I recently read a blog which talked about how social media and networking sites were going to be the death of the recruiter. I disagree, if anything I believe the role of recruiter has become ever more important, but has also changed.

The argument in this blog was that the internet has enabled accessibility to candidates that would never have been possible before the internet revolution. Therefore by posting a few ads and doing some poking around on LinkedIn HR team can now source candidates directly and cut out the middle man.

This argument is sound if you accept that a recruiter is merely a way of sourcing or aggregating candidates. However, here is where I (predictably) disagree. I believe previously organisations used recruiters because they had lots of cards in their rolodex (I'm a bit young to have seen one, but I have been told about them) and could provide them with access to their networks. Now that organisations can directly source candidates fairly successfully the question becomes, as quite rightly asked in the blog I read, what is the recruiter for?

The answer (in my humble opinion) is about selection rather than sourcing. Recruiters need to become experts in selecting candidates, they need to be better than the client at predicting which candidate will succeed in each role in each company. Sounds ridiculous?

It shouldn't, the recruitment processes of most companies (CV based interview) is about 25% accurate (according to research conducted by the CIPD). The job of a recruiter is not to find the candidates but to help the client select the right person for their business. The British Psychological Society has shown that by using the right psychometric tools and behavioural interview techniques hiring accuracy can be raised above 75%.

Therefore if you're a recruiter and you want to stay ahead of the game you need to up skill big time. Recruitment consultants of the future will not be the salesman of old flogging candidates to anyone who'll have them; they will be a mix of occupational psychologists, management consultants and project managers.

If you are an organisation currently using recruitment consultants, you may want to have a chat with them about what tools and expertise they are using to select candidates. If the answer is 'I've been doing this for years, I know a good one when I spot one' then I suggest you go looking for a new one!
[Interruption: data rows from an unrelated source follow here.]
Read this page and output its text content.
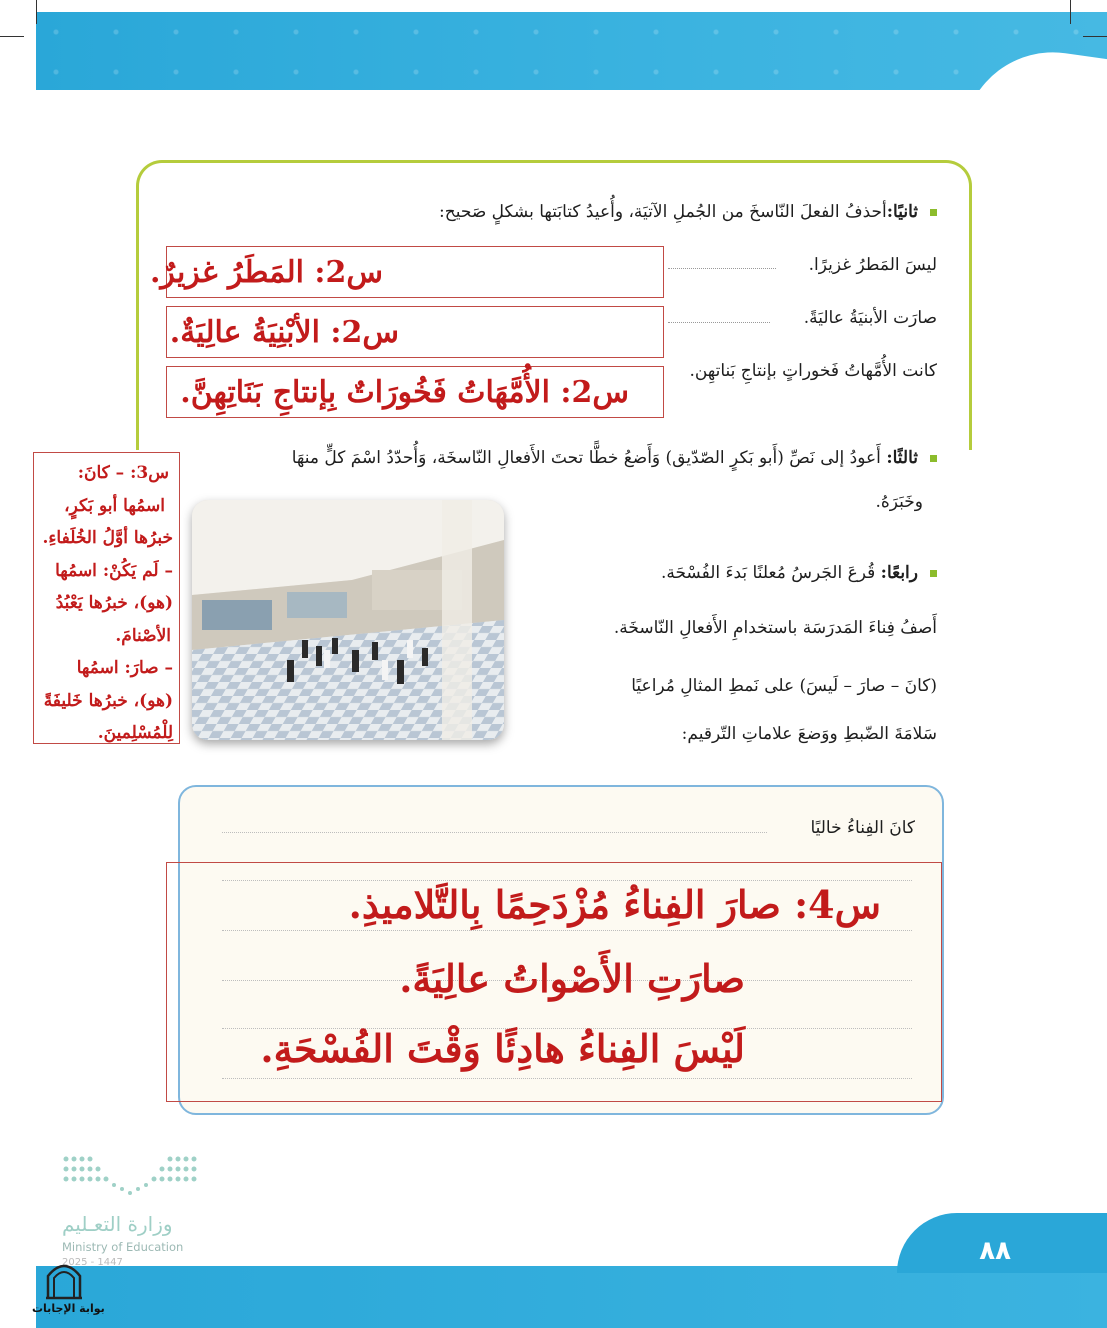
ثانيًا:أحذفُ الفعلَ النّاسخَ من الجُملِ الآتيَة، وأُعيدُ كتابَتها بشكلٍ صَحيح:
ليسَ المَطرُ غزيرًا.
س2: المَطَرُ غزيرٌ.
صارَت الأبنيَةُ عاليَةً.
س2: الأبْنِيَةُ عالِيَةٌ.
كانت الأُمَّهاتُ فَخوراتٍ بإنتاجِ بَناتهِن.
س2: الأُمَّهَاتُ فَخُورَاتٌ بِإنتاجِ بَنَاتِهِنَّ.
ثالثًا: أَعودُ إلى نَصِّ (أَبو بَكرٍ الصّدّيق) وَأَضعُ خطًّا تحتَ الأَفعالِ النّاسخَة، وَأُحدّدُ اسْمَ كلٍّ منهَا
وخَبَرَهُ.
س3: – كانَ:
اسمُها أبو بَكرٍ،
خبرُها أوَّلُ الخُلَفاءِ.
– لَم يَكُنْ: اسمُها
(هو)، خبرُها يَعْبُدُ
الأصْنامَ.
– صارَ: اسمُها
(هو)، خبرُها خَليفَةً
لِلْمُسْلِمينَ.
رابعًا: قُرعَ الجَرسُ مُعلنًا بَدءَ الفُسْحَة.
أَصفُ فِناءَ المَدرَسَة باستخدامِ الأَفعالِ النّاسخَة.
(كانَ – صارَ – لَيسَ) على نَمطِ المثالِ مُراعيًا
سَلامَةَ الضّبطِ ووَضعَ علاماتِ التّرقيم:
كانَ الفِناءُ خاليًا
س4: صارَ الفِناءُ مُزْدَحِمًا بِالتَّلاميذِ.
صارَتِ الأَصْواتُ عالِيَةً.
لَيْسَ الفِناءُ هادِئًا وَقْتَ الفُسْحَةِ.
٨٨
وزارة التعـليم
Ministry of Education
2025 - 1447
بوابة الإجابات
Anyway back to my original point, I don't believe the increasingly easy access to candidates the internet offer will be the death of all recruiters, however, as Darwin so aptly figured out years ago, it will kill off those those who don't adapt and quick! As Rupert Murdoch put it "The world is changing. Big will not beat small anymore. It will be the fast beating the slow."

Rowan

Views: 106

Comment by Brian Meeks on November 13, 2009 at 3:01pm
I was in the recruiting game 21 years ago and the point then, was to take the good people from one company and sell to another, hence the term 'head hunter'. I am curious, do people actively 'Recruit' anymore? This blog makes it sound like recruiters only collect an analyze CV of people who need jobs. Am I wrong?

I would really like to hear what people think, because I am desperately trying to get a feeling for the current landscape, and any feedback would be appreciated.
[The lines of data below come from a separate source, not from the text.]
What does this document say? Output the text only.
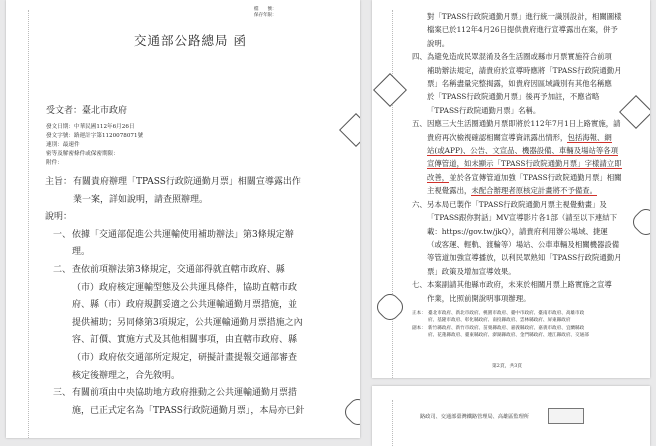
檔　　號：
保存年限：
交通部公路總局 函
受文者：臺北市政府
發文日期：中華民國112年6月26日
發文字號：路運計字第1120078071號
速別：最速件
密等及解密條件或保密期限：
附件：
主旨： 有關貴府辦理「TPASS行政院通勤月票」相關宣導露出作
業一案，詳如說明，請查照辦理。
說明：
一、 依據「交通部促進公共運輸使用補助辦法」第3條規定辦
理。
二、 查依前項辦法第3條規定，交通部得就直轄市政府、縣
（市）政府核定運輸型態及公共運具條件，協助直轄市政
府、縣（市）政府規劃妥適之公共運輸通勤月票措施，並
提供補助；另同條第3項規定，公共運輸通勤月票措施之內
容、訂價、實施方式及其他相關事項，由直轄市政府、縣
（市）政府依交通部所定規定，研擬計畫提報交通部審查
核定後辦理之，合先敘明。
三、 有關前項由中央協助地方政府推動之公共運輸通勤月票措
施，已正式定名為「TPASS行政院通勤月票」，本局亦已針
對「TPASS行政院通勤月票」進行統一識別設計，相關圖樣
檔案已於112年4月26日提供貴府進行宣導露出在案，併予
說明。
四、 為避免造成民眾混淆及各生活圈或縣市月票實施符合前項
補助辦法規定，請貴府於宣導時應將「TPASS行政院通勤月
票」名稱盡量完整揭露，如貴府因區域識別有其他名稱應
於「TPASS行政院通勤月票」後再予加註，不應省略
「TPASS行政院通勤月票」名稱。
五、 因應三大生活圈通勤月票即將於112年7月1日上路實施，請
貴府再次檢視確認相關宣導資訊露出情形，包括海報、網
站(或APP)、公告、文宣品、機器設備、車輛及場站等各項
宣傳管道，如未顯示「TPASS行政院通勤月票」字樣請立即
改善，並於各宣傳管道加強「TPASS行政院通勤月票」相關
主視覺露出，未配合辦理者原核定計畫將不予備查。
六、 另本局已製作「TPASS行政院通勤月票主視覺動畫」及
「TPASS跟你對話」MV宣導影片各1部（請至以下連結下
載：https://gov.tw/jkQ），請貴府利用辦公場域、捷運
（或客運、輕軌、渡輪等）場站、公車車輛及相關機器設備
等管道加強宣導播放，以利民眾熟知「TPASS行政院通勤月
票」政策及增加宣導效果。
七、 本案副請其他縣市政府，未來於相關月票上路實施之宣導
作業，比照前開說明事項辦理。
正本： 臺北市政府、新北市政府、桃園市政府、臺中市政府、臺南市政府、高雄市政
府、基隆市政府、彰化縣政府、南投縣政府、雲林縣政府、屏東縣政府
副本： 新竹縣政府、新竹市政府、苗栗縣政府、嘉義縣政府、嘉義市政府、宜蘭縣政
府、花蓮縣政府、臺東縣政府、澎湖縣政府、金門縣政府、連江縣政府、交通部
第2頁，共3頁
路政司、交通部臺灣鐵路管理局、高雄區監理所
Also, if I am way off the mark, then I would like to know that as well.


Thanks,

Brian Meeks
Comment by KC Carpenter on November 13, 2009 at 4:59pm
The same thing was being said when monster, 6 figures, career builder etc. were becoming popular. Recruiters who continue to actually 'recruit' (as Brian touched upon) will utilize all available resources to recruit the candidates that result in fees being paid.
Comment by Hassan Rizwan on November 14, 2009 at 3:57am
Powerful thought. Sourcing could be easily done by any talent assessment and ATS. So whats's the job for the recruiters then, is it only forwarding the work done by assessment tools and ATS? No. The actual role is to select the candidates. This would make the middle man even more valuable and simplify the job of the end clients. (HR managers). So all those recruiters who are willing to ONLY SOURCE are killing their entity in real.
Comment by Maureen Sharib on November 14, 2009 at 4:50am

What is missing here is the real role the Internet is playing in hiring. Sure, it's exposing some candidates that hitherto had not been exposed. Think about it as Job Board II, following the explosion of Job Board I where some candidates realized they could expose themselves through their resumes by posting on sites such as Careerbuilder, Monster, etc. Now some candidates realize they can "expose" themselves through a casual posting that reveals (oh my goodness, did I do that? ) their work title, working place and current contact information, all important tell-tale signs on any resume and, as Hassan intimates above, something anybody with a computer and a connection sitting in some mud hut somewhere on the planet can scrape with basic search skills or, worse yet still, some automated system that does the work for them.
It's being done today at pennies on the dollar what used to be done for good money and its value is not increasing and neither is yours if that's all you have to bring to the shooting spree.

Brian hints above at the real gold in the stream - the fruitfully engaged worker hard at work inside the brick and mortar walls of the company your client admires and would pay big money to have you scoop them out of. That's the part everyone's missing because they can't figure out how to go in, identify, select and then entice away the candidate to other employment (oh, did I say the word "poach"? Oh? I didn't? Good. ) Job boards I can't do that, Job Boards II can't do that. What can? Only someone with those skills and you know who you are. As Joshua Letourneau said in a recent string over on ERE, "Do what the machines can’t do, and strive to do it better than everyone else." Sure, it may take more time to do it this way but in the end you're going to be way out front.